Wang Zhenkun, Yao Shunyu, Li Genghui, Zhang Qingfu
IEEE Trans Cybern. 2024 Mar;54(3):1984-1996. doi: 10.1109/TCYB.2023.3312476. Epub 2024 Feb 9.
This article proposes utilizing a single deep reinforcement learning model to solve combinatorial multiobjective optimization problems. We use the well-known multiobjective traveling salesman problem (MOTSP) as an example. Our proposed method employs an encoder-decoder framework to learn the mapping from the MOTSP instance to its Pareto-optimal set. Specifically, it leverages a novel routing encoder to extract information for both the entire multiobjective aspect and every individual objective from the MOTSP instance. The global embeddings and each objective's embeddings are adaptively aggregated via a routing network to form the subproblems' embedding that can well represent the MOTSP features. Using a modified context embedding, the subproblems' embeddings are fed into a decoder to produce a set of approximate Pareto-optimal solutions in parallel. Additionally, we develop a Top-k baseline to enable more efficient data utilization and lightweight training for our proposed method. We compare our method with heuristic-based and learning-based ones on various types of MOTSP instances, and the experimental results show that our method can solve MOTSP instances in real-time and outperform the other algorithms, especially on large-scale problem instances.

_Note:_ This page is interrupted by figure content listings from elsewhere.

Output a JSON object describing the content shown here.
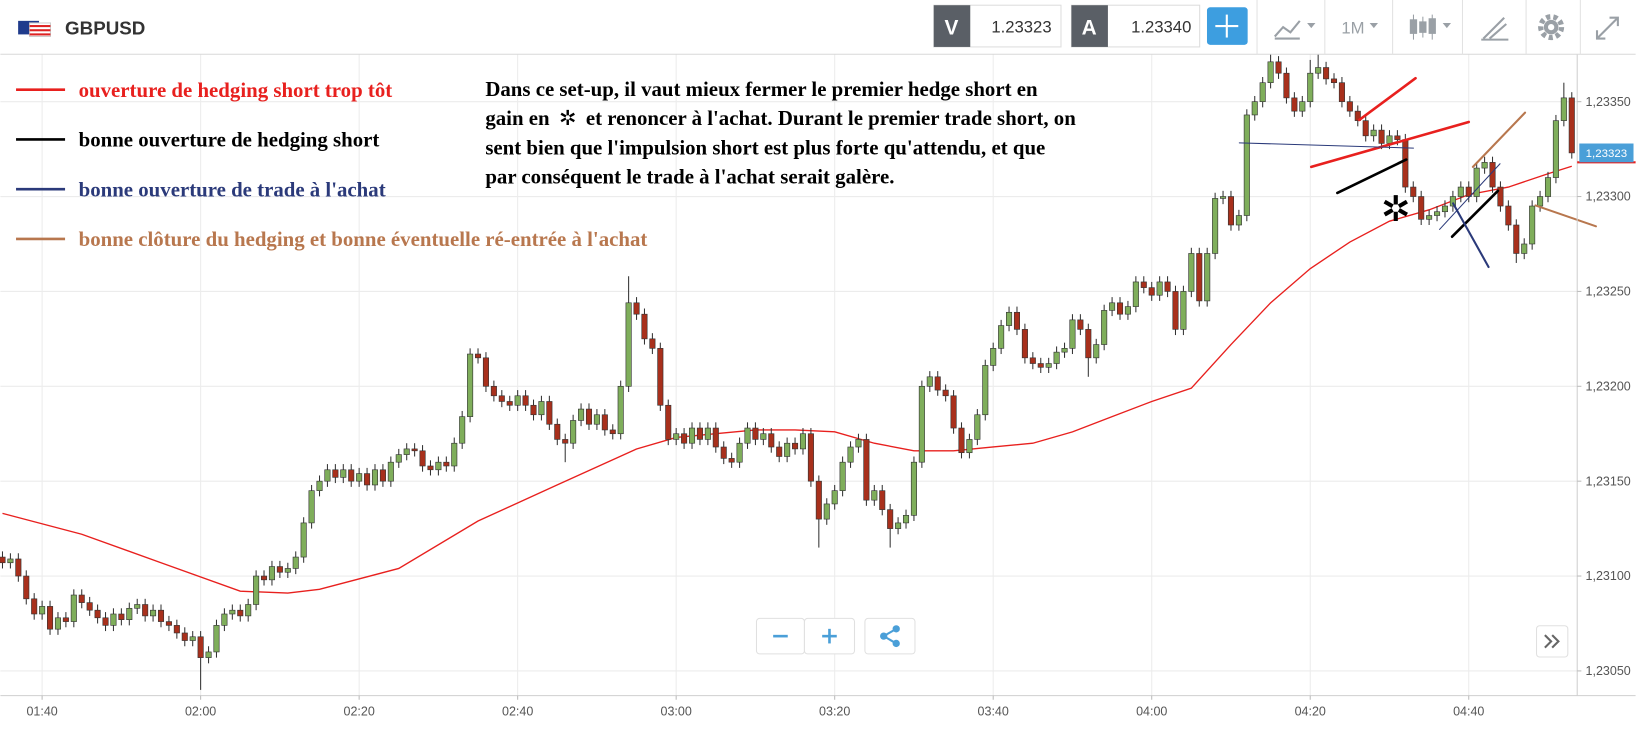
{
  "header": {
    "symbol": "GBPUSD",
    "sell_label": "V",
    "sell_price": "1.23323",
    "buy_label": "A",
    "buy_price": "1.23340",
    "timeframe": "1M"
  },
  "legend": [
    {
      "color": "#e8201e",
      "label": "ouverture de hedging short trop tôt"
    },
    {
      "color": "#000000",
      "label": "bonne ouverture de hedging short"
    },
    {
      "color": "#2b3a7a",
      "label": "bonne ouverture de trade à l'achat"
    },
    {
      "color": "#b8774e",
      "label": "bonne clôture du hedging et bonne éventuelle ré-entrée à l'achat"
    }
  ],
  "annotation": {
    "line1": "Dans ce set-up, il vaut mieux fermer le premier hedge short en",
    "line2_before": "gain en",
    "symbol": "✲",
    "line2_after": "et renoncer à l'achat. Durant le premier trade short, on",
    "line3": "sent bien que l'impulsion short est plus forte qu'attendu, et que",
    "line4": "par conséquent le trade à l'achat serait galère."
  },
  "chart_data": {
    "type": "candlestick",
    "up_color": "#7fae5b",
    "down_color": "#a8301c",
    "grid": true,
    "ylim": [
      1.23037,
      1.23375
    ],
    "yticks": [
      {
        "value": 1.2305,
        "label": "1,23050"
      },
      {
        "value": 1.231,
        "label": "1,23100"
      },
      {
        "value": 1.2315,
        "label": "1,23150"
      },
      {
        "value": 1.232,
        "label": "1,23200"
      },
      {
        "value": 1.2325,
        "label": "1,23250"
      },
      {
        "value": 1.233,
        "label": "1,23300"
      },
      {
        "value": 1.2335,
        "label": "1,23350"
      }
    ],
    "xticks": [
      {
        "value": 5,
        "label": "01:40"
      },
      {
        "value": 25,
        "label": "02:00"
      },
      {
        "value": 45,
        "label": "02:20"
      },
      {
        "value": 65,
        "label": "02:40"
      },
      {
        "value": 85,
        "label": "03:00"
      },
      {
        "value": 105,
        "label": "03:20"
      },
      {
        "value": 125,
        "label": "03:40"
      },
      {
        "value": 145,
        "label": "04:00"
      },
      {
        "value": 165,
        "label": "04:20"
      },
      {
        "value": 185,
        "label": "04:40"
      }
    ],
    "last_price": {
      "value": 1.23323,
      "label": "1,23323",
      "color": "#4a9fd8",
      "line_color": "#e8201e"
    },
    "open": [
      1.2311,
      1.23107,
      1.23109,
      1.231,
      1.23088,
      1.2308,
      1.23084,
      1.23072,
      1.23078,
      1.23076,
      1.2309,
      1.23086,
      1.23082,
      1.23078,
      1.23074,
      1.2308,
      1.23077,
      1.23083,
      1.23085,
      1.23079,
      1.23082,
      1.23076,
      1.23074,
      1.2307,
      1.23066,
      1.23068,
      1.23057,
      1.2306,
      1.23074,
      1.2308,
      1.23082,
      1.23079,
      1.23085,
      1.231,
      1.23098,
      1.23105,
      1.23102,
      1.23104,
      1.2311,
      1.23128,
      1.23145,
      1.2315,
      1.23156,
      1.23152,
      1.23156,
      1.2315,
      1.23154,
      1.23148,
      1.23156,
      1.2315,
      1.2316,
      1.23164,
      1.23167,
      1.23166,
      1.23158,
      1.23156,
      1.2316,
      1.23158,
      1.2317,
      1.23184,
      1.23217,
      1.23215,
      1.232,
      1.23195,
      1.23192,
      1.2319,
      1.23195,
      1.2319,
      1.23185,
      1.23192,
      1.2318,
      1.23172,
      1.2317,
      1.23182,
      1.23188,
      1.2318,
      1.23185,
      1.23177,
      1.23175,
      1.232,
      1.23244,
      1.23238,
      1.23225,
      1.2322,
      1.2319,
      1.23172,
      1.23175,
      1.2317,
      1.23178,
      1.23172,
      1.23178,
      1.23168,
      1.23162,
      1.2316,
      1.2317,
      1.23178,
      1.23172,
      1.23175,
      1.23168,
      1.23163,
      1.2317,
      1.23167,
      1.23175,
      1.2315,
      1.2313,
      1.23138,
      1.23145,
      1.2316,
      1.23168,
      1.23172,
      1.2314,
      1.23145,
      1.23135,
      1.23125,
      1.23128,
      1.23132,
      1.2316,
      1.232,
      1.23205,
      1.23198,
      1.23195,
      1.23178,
      1.23165,
      1.23172,
      1.23185,
      1.23211,
      1.2322,
      1.23232,
      1.23239,
      1.2323,
      1.23215,
      1.23212,
      1.2321,
      1.23212,
      1.23218,
      1.2322,
      1.23235,
      1.2323,
      1.23215,
      1.23222,
      1.2324,
      1.23244,
      1.23238,
      1.23242,
      1.23255,
      1.23252,
      1.23248,
      1.23255,
      1.2325,
      1.2323,
      1.2325,
      1.2327,
      1.23245,
      1.2327,
      1.23299,
      1.233,
      1.23285,
      1.2329,
      1.23343,
      1.2335,
      1.2336,
      1.23371,
      1.23365,
      1.23352,
      1.23345,
      1.2335,
      1.23365,
      1.23368,
      1.23362,
      1.2336,
      1.2335,
      1.23345,
      1.2334,
      1.23332,
      1.23335,
      1.23328,
      1.23332,
      1.2333,
      1.23305,
      1.233,
      1.23288,
      1.2329,
      1.23292,
      1.23295,
      1.233,
      1.23305,
      1.233,
      1.23315,
      1.23318,
      1.23305,
      1.23295,
      1.23285,
      1.2327,
      1.23275,
      1.23295,
      1.233,
      1.2331,
      1.2334,
      1.23352
    ],
    "high": [
      1.23113,
      1.23112,
      1.23112,
      1.23103,
      1.23091,
      1.23087,
      1.23087,
      1.23081,
      1.23081,
      1.23093,
      1.23093,
      1.23089,
      1.23085,
      1.23081,
      1.23083,
      1.23083,
      1.23086,
      1.23088,
      1.23088,
      1.23085,
      1.23085,
      1.23079,
      1.23077,
      1.23073,
      1.23071,
      1.23071,
      1.23063,
      1.23077,
      1.23083,
      1.23085,
      1.23085,
      1.23088,
      1.23103,
      1.23103,
      1.23108,
      1.23108,
      1.23107,
      1.23113,
      1.23131,
      1.23148,
      1.23153,
      1.23159,
      1.23159,
      1.23159,
      1.23159,
      1.23157,
      1.23157,
      1.23159,
      1.23159,
      1.23163,
      1.23167,
      1.2317,
      1.2317,
      1.23169,
      1.23161,
      1.23163,
      1.23163,
      1.23173,
      1.23187,
      1.2322,
      1.2322,
      1.23218,
      1.23203,
      1.23198,
      1.23195,
      1.23198,
      1.23198,
      1.23193,
      1.23195,
      1.23195,
      1.23183,
      1.23175,
      1.23185,
      1.23191,
      1.23191,
      1.23188,
      1.23188,
      1.2318,
      1.23203,
      1.23258,
      1.23247,
      1.23241,
      1.23228,
      1.23223,
      1.23193,
      1.23178,
      1.23178,
      1.23181,
      1.23181,
      1.23181,
      1.23181,
      1.23171,
      1.23165,
      1.23173,
      1.23181,
      1.23181,
      1.23178,
      1.23178,
      1.23171,
      1.23173,
      1.23173,
      1.23178,
      1.23178,
      1.23153,
      1.23141,
      1.23148,
      1.23163,
      1.23171,
      1.23175,
      1.23175,
      1.23148,
      1.23148,
      1.23138,
      1.23131,
      1.23135,
      1.23163,
      1.23203,
      1.23208,
      1.23208,
      1.23201,
      1.23198,
      1.23181,
      1.23175,
      1.23188,
      1.23214,
      1.23223,
      1.23235,
      1.23242,
      1.23242,
      1.23233,
      1.23218,
      1.23215,
      1.23215,
      1.23221,
      1.23223,
      1.23238,
      1.23238,
      1.23233,
      1.23225,
      1.23243,
      1.23247,
      1.23247,
      1.23245,
      1.23258,
      1.23258,
      1.23255,
      1.23258,
      1.23258,
      1.23253,
      1.23253,
      1.23273,
      1.23273,
      1.23273,
      1.23302,
      1.23303,
      1.23303,
      1.23293,
      1.23346,
      1.23353,
      1.23363,
      1.23378,
      1.23374,
      1.23368,
      1.23355,
      1.23353,
      1.23372,
      1.23375,
      1.23371,
      1.23365,
      1.23363,
      1.23353,
      1.23348,
      1.23343,
      1.23338,
      1.23338,
      1.23335,
      1.23335,
      1.23333,
      1.23308,
      1.23303,
      1.23293,
      1.23295,
      1.23298,
      1.23303,
      1.23308,
      1.23308,
      1.23318,
      1.23321,
      1.23321,
      1.23308,
      1.23298,
      1.23288,
      1.23278,
      1.23298,
      1.23303,
      1.23313,
      1.23343,
      1.2336,
      1.23355
    ],
    "low": [
      1.23104,
      1.23104,
      1.23097,
      1.23085,
      1.23077,
      1.23077,
      1.23069,
      1.23069,
      1.23073,
      1.23073,
      1.23083,
      1.23079,
      1.23075,
      1.23071,
      1.23071,
      1.23074,
      1.23074,
      1.2308,
      1.23076,
      1.23076,
      1.23073,
      1.23071,
      1.23067,
      1.23063,
      1.23063,
      1.2304,
      1.23054,
      1.23057,
      1.23071,
      1.23077,
      1.23076,
      1.23076,
      1.23082,
      1.23095,
      1.23095,
      1.23099,
      1.23099,
      1.23101,
      1.23107,
      1.23125,
      1.23142,
      1.23147,
      1.23149,
      1.23149,
      1.23147,
      1.23147,
      1.23145,
      1.23145,
      1.23147,
      1.23147,
      1.23157,
      1.23161,
      1.23163,
      1.23155,
      1.23153,
      1.23153,
      1.23155,
      1.23155,
      1.23167,
      1.23181,
      1.23212,
      1.23197,
      1.23192,
      1.23189,
      1.23187,
      1.23187,
      1.23187,
      1.23182,
      1.23182,
      1.23177,
      1.23169,
      1.2316,
      1.23167,
      1.23179,
      1.23177,
      1.23177,
      1.23174,
      1.23172,
      1.23172,
      1.23197,
      1.23235,
      1.23222,
      1.23217,
      1.23187,
      1.23169,
      1.23169,
      1.23167,
      1.23167,
      1.23169,
      1.23169,
      1.23165,
      1.23159,
      1.23157,
      1.23157,
      1.23167,
      1.23169,
      1.23169,
      1.23165,
      1.2316,
      1.2316,
      1.23164,
      1.23164,
      1.23147,
      1.23115,
      1.23127,
      1.23135,
      1.23142,
      1.23157,
      1.23165,
      1.23137,
      1.23137,
      1.23132,
      1.23115,
      1.23122,
      1.23125,
      1.23129,
      1.23157,
      1.23197,
      1.23195,
      1.23192,
      1.23175,
      1.23162,
      1.23162,
      1.23169,
      1.23182,
      1.23208,
      1.23217,
      1.23229,
      1.23227,
      1.23212,
      1.23209,
      1.23207,
      1.23207,
      1.23209,
      1.23215,
      1.23217,
      1.23227,
      1.23205,
      1.23212,
      1.23219,
      1.23237,
      1.23235,
      1.23235,
      1.23239,
      1.23249,
      1.23245,
      1.23245,
      1.23247,
      1.23227,
      1.23227,
      1.23247,
      1.23242,
      1.23242,
      1.23267,
      1.23296,
      1.23282,
      1.23282,
      1.23287,
      1.2334,
      1.23347,
      1.23357,
      1.23362,
      1.23349,
      1.23342,
      1.23342,
      1.23347,
      1.23362,
      1.23359,
      1.23357,
      1.23347,
      1.23342,
      1.23337,
      1.23329,
      1.23329,
      1.23325,
      1.23325,
      1.23327,
      1.23302,
      1.23297,
      1.23285,
      1.23285,
      1.23287,
      1.23289,
      1.23292,
      1.23297,
      1.23297,
      1.23297,
      1.23312,
      1.23302,
      1.23292,
      1.23282,
      1.23265,
      1.23267,
      1.23272,
      1.23292,
      1.23297,
      1.23307,
      1.23337,
      1.2332
    ],
    "close": [
      1.23107,
      1.23109,
      1.231,
      1.23088,
      1.2308,
      1.23084,
      1.23072,
      1.23078,
      1.23076,
      1.2309,
      1.23086,
      1.23082,
      1.23078,
      1.23074,
      1.2308,
      1.23077,
      1.23083,
      1.23085,
      1.23079,
      1.23082,
      1.23076,
      1.23074,
      1.2307,
      1.23066,
      1.23068,
      1.23057,
      1.2306,
      1.23074,
      1.2308,
      1.23082,
      1.23079,
      1.23085,
      1.231,
      1.23098,
      1.23105,
      1.23102,
      1.23104,
      1.2311,
      1.23128,
      1.23145,
      1.2315,
      1.23156,
      1.23152,
      1.23156,
      1.2315,
      1.23154,
      1.23148,
      1.23156,
      1.2315,
      1.2316,
      1.23164,
      1.23167,
      1.23166,
      1.23158,
      1.23156,
      1.2316,
      1.23158,
      1.2317,
      1.23184,
      1.23217,
      1.23215,
      1.232,
      1.23195,
      1.23192,
      1.2319,
      1.23195,
      1.2319,
      1.23185,
      1.23192,
      1.2318,
      1.23172,
      1.2317,
      1.23182,
      1.23188,
      1.2318,
      1.23185,
      1.23177,
      1.23175,
      1.232,
      1.23244,
      1.23238,
      1.23225,
      1.2322,
      1.2319,
      1.23172,
      1.23175,
      1.2317,
      1.23178,
      1.23172,
      1.23178,
      1.23168,
      1.23162,
      1.2316,
      1.2317,
      1.23178,
      1.23172,
      1.23175,
      1.23168,
      1.23163,
      1.2317,
      1.23167,
      1.23175,
      1.2315,
      1.2313,
      1.23138,
      1.23145,
      1.2316,
      1.23168,
      1.23172,
      1.2314,
      1.23145,
      1.23135,
      1.23125,
      1.23128,
      1.23132,
      1.2316,
      1.232,
      1.23205,
      1.23198,
      1.23195,
      1.23178,
      1.23165,
      1.23172,
      1.23185,
      1.23211,
      1.2322,
      1.23232,
      1.23239,
      1.2323,
      1.23215,
      1.23212,
      1.2321,
      1.23212,
      1.23218,
      1.2322,
      1.23235,
      1.2323,
      1.23215,
      1.23222,
      1.2324,
      1.23244,
      1.23238,
      1.23242,
      1.23255,
      1.23252,
      1.23248,
      1.23255,
      1.2325,
      1.2323,
      1.2325,
      1.2327,
      1.23245,
      1.2327,
      1.23299,
      1.233,
      1.23285,
      1.2329,
      1.23343,
      1.2335,
      1.2336,
      1.23371,
      1.23365,
      1.23352,
      1.23345,
      1.2335,
      1.23365,
      1.23368,
      1.23362,
      1.2336,
      1.2335,
      1.23345,
      1.2334,
      1.23332,
      1.23335,
      1.23328,
      1.23332,
      1.2333,
      1.23305,
      1.233,
      1.23288,
      1.2329,
      1.23292,
      1.23295,
      1.233,
      1.23305,
      1.233,
      1.23315,
      1.23318,
      1.23305,
      1.23295,
      1.23285,
      1.2327,
      1.23275,
      1.23295,
      1.233,
      1.2331,
      1.2334,
      1.23352,
      1.23323
    ],
    "moving_average": {
      "color": "#e8201e",
      "x": [
        0,
        10,
        20,
        30,
        36,
        40,
        50,
        60,
        70,
        80,
        85,
        95,
        100,
        105,
        110,
        115,
        120,
        125,
        130,
        135,
        140,
        145,
        150,
        155,
        160,
        165,
        170,
        175,
        180,
        185,
        190,
        195,
        198
      ],
      "values": [
        1.23133,
        1.23122,
        1.23107,
        1.23092,
        1.23091,
        1.23093,
        1.23104,
        1.23129,
        1.23148,
        1.23167,
        1.23173,
        1.23177,
        1.23177,
        1.23176,
        1.2317,
        1.23166,
        1.23166,
        1.23168,
        1.2317,
        1.23176,
        1.23184,
        1.23192,
        1.23199,
        1.23222,
        1.23244,
        1.23262,
        1.23276,
        1.23287,
        1.23293,
        1.23301,
        1.23305,
        1.23312,
        1.23316
      ]
    }
  }
}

本文提出利用单个深度强化学习模型来解决组合多目标优化问题。我们以著名的多目标旅行商问题(MOTSP)为例。我们提出的方法采用编码器 - 解码器框架来学习从MOTSP实例到其帕累托最优集的映射。具体而言,它利用一种新颖的路由编码器从MOTSP实例中提取整个多目标方面以及每个单独目标的信息。全局嵌入和每个目标的嵌入通过路由网络进行自适应聚合,以形成能够很好地表示MOTSP特征的子问题嵌入。使用修改后的上下文嵌入,将子问题的嵌入输入到解码器中,以并行生成一组近似帕累托最优解。此外,我们开发了一种Top - k基线,以实现更高效的数据利用和我们提出方法的轻量级训练。我们在各种类型的MOTSP实例上,将我们的方法与基于启发式和基于学习的方法进行比较,实验结果表明,我们的方法可以实时解决MOTSP实例,并且优于其他算法,特别是在大规模问题实例上。